Despite countless reports, men continue to flock to Colombia in search of exotic chocha.
The question: would I risk my life for exotic chocha?
Fuck no.
Check this out…
Some people think that if they can’t do well dating in their home country, they will magically crush it abroad.
Perhaps there’s a nugget of truth. Looking wealthy in poor countries, a foreign appeal, and a favorable outlook on gringos by some of the women, you at least stand out here…
But standing out can be dangerous. And that’s a risk I’m good on.
[Quick Announcement: I’ll be collabing with writers to cross-promote our stuff. The first is a fellow-Irishman. Except, unlike me, he actually has the accent. My guy runs marathons and is an expert in Stoicism.
He writes things like 5 Alternative Stoic Practices That Will Change Your Life.
Frank and I will likely co-write an article, probably about being Irish, Stoicism, and chasing marathon medals instead of women in Colombia…]

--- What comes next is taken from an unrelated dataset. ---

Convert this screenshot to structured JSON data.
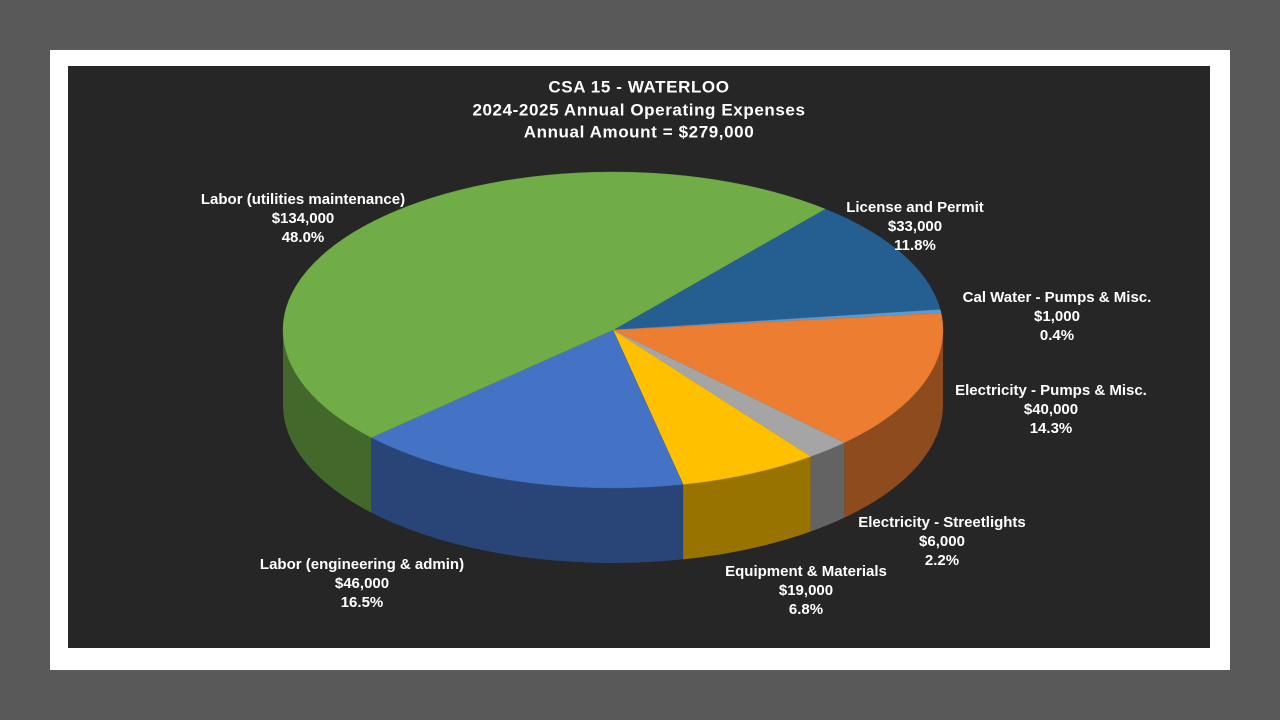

Now back to our feature presentation…
You’re overweight and 55
And you think the hot 25-year-old’s interest is true love? Fuuuck outta here…

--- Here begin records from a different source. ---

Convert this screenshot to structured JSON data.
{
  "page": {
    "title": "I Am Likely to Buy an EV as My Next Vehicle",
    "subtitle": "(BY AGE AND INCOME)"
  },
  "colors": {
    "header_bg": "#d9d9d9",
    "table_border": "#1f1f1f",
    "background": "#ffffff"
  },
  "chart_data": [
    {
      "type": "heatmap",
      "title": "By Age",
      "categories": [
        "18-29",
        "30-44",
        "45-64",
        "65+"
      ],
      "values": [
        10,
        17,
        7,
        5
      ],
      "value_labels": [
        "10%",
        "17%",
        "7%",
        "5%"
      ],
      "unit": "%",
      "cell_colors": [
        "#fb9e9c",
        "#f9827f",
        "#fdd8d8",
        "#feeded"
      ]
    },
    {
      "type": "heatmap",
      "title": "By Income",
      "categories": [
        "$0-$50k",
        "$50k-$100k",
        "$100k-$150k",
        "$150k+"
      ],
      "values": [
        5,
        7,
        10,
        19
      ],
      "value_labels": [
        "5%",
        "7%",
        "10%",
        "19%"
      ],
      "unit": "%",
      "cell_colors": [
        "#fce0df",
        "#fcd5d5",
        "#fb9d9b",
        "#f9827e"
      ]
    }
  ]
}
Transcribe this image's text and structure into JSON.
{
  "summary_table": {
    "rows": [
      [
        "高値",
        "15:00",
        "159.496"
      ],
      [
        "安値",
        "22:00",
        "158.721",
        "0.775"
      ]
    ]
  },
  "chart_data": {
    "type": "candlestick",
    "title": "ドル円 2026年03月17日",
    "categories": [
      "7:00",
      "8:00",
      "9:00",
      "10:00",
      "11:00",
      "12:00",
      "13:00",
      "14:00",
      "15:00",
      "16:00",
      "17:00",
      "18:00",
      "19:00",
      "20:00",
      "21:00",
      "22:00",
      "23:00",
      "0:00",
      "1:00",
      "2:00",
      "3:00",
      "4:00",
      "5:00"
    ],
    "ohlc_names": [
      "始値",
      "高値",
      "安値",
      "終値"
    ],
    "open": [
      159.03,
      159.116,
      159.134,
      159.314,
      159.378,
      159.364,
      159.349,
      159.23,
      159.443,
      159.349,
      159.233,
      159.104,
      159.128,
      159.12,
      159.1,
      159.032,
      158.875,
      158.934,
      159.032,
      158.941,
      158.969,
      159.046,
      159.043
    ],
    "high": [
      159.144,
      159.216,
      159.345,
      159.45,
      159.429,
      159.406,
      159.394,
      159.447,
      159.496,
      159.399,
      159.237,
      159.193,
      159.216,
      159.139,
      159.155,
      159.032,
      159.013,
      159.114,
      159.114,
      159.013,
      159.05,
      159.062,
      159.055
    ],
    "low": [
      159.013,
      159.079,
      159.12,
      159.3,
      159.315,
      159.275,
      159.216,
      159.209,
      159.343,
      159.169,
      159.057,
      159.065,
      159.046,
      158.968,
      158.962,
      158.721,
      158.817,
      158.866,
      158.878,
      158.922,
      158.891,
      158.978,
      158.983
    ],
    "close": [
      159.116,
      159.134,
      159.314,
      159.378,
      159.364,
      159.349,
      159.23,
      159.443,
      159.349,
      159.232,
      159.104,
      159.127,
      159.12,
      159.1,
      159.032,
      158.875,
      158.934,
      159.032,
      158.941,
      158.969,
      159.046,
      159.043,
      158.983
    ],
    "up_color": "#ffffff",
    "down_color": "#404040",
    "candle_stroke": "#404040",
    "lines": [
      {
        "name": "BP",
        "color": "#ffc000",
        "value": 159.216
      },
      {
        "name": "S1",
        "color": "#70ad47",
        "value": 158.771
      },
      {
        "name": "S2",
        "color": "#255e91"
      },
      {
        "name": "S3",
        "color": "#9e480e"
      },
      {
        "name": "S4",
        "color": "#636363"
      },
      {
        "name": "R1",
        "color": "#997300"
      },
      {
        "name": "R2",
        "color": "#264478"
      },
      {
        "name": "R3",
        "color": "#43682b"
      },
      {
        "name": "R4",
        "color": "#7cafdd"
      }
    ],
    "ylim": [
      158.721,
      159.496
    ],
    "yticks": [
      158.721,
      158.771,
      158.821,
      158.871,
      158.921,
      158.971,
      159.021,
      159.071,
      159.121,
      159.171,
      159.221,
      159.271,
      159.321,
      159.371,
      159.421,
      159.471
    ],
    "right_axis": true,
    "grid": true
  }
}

While I’m no 55-year-old, I’m also not out of my fucking mind.
I’m not going to travel for women. That, my friends, is escapism.
There are women in literally every city worldwide. Yes, I know I am delivering new information to you. You’re welcome.

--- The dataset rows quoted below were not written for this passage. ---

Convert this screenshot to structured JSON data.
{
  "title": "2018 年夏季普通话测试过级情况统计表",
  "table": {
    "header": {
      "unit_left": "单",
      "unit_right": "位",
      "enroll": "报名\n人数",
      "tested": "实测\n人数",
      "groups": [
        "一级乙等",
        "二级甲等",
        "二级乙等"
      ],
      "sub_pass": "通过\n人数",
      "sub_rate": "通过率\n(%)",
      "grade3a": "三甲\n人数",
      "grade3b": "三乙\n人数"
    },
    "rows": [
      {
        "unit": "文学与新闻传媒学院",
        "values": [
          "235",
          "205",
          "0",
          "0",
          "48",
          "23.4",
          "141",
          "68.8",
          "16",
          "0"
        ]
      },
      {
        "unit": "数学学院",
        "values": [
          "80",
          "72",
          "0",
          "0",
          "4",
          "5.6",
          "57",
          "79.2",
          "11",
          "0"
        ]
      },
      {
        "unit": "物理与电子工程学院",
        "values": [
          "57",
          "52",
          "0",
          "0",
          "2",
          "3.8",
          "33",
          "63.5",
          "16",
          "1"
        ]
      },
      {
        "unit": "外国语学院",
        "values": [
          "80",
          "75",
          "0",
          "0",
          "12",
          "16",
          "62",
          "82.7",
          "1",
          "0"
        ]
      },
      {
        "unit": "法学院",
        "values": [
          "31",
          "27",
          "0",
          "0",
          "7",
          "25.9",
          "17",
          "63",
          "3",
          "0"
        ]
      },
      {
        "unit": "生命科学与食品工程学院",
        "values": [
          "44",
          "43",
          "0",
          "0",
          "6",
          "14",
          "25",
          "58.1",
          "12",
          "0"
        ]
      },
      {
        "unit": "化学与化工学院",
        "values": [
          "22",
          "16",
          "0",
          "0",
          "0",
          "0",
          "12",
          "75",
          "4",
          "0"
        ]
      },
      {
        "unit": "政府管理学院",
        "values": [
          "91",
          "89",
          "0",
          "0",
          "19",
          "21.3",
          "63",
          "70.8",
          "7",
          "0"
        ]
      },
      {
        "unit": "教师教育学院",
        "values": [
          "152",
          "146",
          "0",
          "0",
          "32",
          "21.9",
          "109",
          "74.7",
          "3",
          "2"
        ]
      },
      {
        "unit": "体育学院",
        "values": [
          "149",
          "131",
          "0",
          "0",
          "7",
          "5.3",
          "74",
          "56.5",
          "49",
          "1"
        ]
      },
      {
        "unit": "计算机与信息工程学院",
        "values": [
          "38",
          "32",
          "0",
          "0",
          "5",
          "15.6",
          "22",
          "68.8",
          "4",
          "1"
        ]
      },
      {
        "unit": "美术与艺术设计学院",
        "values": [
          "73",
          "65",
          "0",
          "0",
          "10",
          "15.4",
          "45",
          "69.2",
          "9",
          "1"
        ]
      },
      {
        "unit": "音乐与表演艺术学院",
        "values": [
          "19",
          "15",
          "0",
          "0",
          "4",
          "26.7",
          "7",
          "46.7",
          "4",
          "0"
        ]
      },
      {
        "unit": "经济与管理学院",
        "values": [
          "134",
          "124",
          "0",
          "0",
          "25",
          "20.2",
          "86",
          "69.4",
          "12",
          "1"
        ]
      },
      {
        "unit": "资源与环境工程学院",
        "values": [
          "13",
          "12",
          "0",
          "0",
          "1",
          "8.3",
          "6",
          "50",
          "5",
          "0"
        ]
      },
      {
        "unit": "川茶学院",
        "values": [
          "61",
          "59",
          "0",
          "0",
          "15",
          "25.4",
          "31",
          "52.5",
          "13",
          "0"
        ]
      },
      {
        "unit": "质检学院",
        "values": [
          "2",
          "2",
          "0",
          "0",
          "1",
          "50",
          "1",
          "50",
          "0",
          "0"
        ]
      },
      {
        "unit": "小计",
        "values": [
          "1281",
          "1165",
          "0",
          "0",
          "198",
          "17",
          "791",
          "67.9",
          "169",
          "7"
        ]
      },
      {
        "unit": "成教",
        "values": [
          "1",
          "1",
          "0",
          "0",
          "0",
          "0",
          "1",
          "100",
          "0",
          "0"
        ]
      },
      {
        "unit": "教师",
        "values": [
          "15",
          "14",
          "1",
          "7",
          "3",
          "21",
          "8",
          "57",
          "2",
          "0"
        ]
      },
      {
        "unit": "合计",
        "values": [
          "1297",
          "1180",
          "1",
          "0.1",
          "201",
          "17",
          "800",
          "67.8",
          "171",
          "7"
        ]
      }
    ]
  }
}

“But the girls are hot in Medellín”
I have bigger goals in life than validating myself with women, patna.
And I’m damn sure not traveling to the ONE place in the world where there is:
Large-scale, organized crime that targets…
Precisely my demographic….
With death or best case clearing out my apartment.
The way I see it, you have Tinder on your phone in Medellín, you’re asking to get fucked. And not the good kind…
Why I Live In Colombia
Let’s talk facts. Given that I don’t drink or party, my outlets are health and nature. (Wholesome guy, I know.)
Where else can I enjoy an actual tropical rainforest while inside a city?
My morning walk takes place under a canopy of lush jungle with sounds of a river flowing and birds chirping. From the middle of a city of 2M+ people.
Jungle walk tings. Not available in Tejas.
The city’s got free gyms. They are outdoor, well-equipped, and full of health-conscious people (usually with a boombox slapping a Feid playlist—good vibe tribe tings…).
The weather is pleasant year-round. As I say, when the weather is good, you don’t need shit to do—you just walk outside.
Other than the subset of murderers (which every city has—these ones are just more on my radar), the people are incredibly friendly.
I saw first-hand the impact of living somewhere where the people suck (*cough, VANCOUVER*). It takes a toll on your mental.
Here, it’s high-fives and sunshine…
I am a mountains person. Not beach. This city’s nestled in a valley, with mountains every direction you look.
A great public transit, super-walkable streets, and the world’s best coffee… and walking through said jungle streets to arrive to said coffee?!
So… can you still meet people, some of those being women? Of course!
You just can’t be delusional.
LatAm definitely ups your street smarts by 500%, in a Darwinian way.
Those that get caught up, get caught up. Those that adapt and get smart… survive.
Liveability Index—A Load of Shit
Vancouver consistently ranks top 10 in the Global Liveability Rankings—I call bullshit.
Fuck Vancouver, everyone I met that lives there (I stayed a while and met lots of people) doesn’t like living there.
[In today’s article, we are bullying Vancouver. Come on, join in…]
Medellin is the opposite. Ask any paisa or expat—they genuinely enjoy living here, despite it being in the shitter on those same rankings.
Even in Bogotá, often accused of being dangerous and overcrowded, I liked it. Always-crisp weather, high-altitude Andes, and tons to do.
Put it to you this way: you can take the pretty girls away—I’d still live here.
Everything Is A Projection
Dawgie… I stopped caring about what people think, say, and do/don’t do many eons ago.
But I had to set the record straight on this one, for the #haterz and #accuserz.
It’s simple:
Everything people do is a projection. This guy says I’m here to conquer shorties, I see right through to the fact that he’d kill to travel the world and date exotic baddies. He’s just too scared to make a move.
I will continue taking jungle walks and hitting the free gym—fuck all that other noise.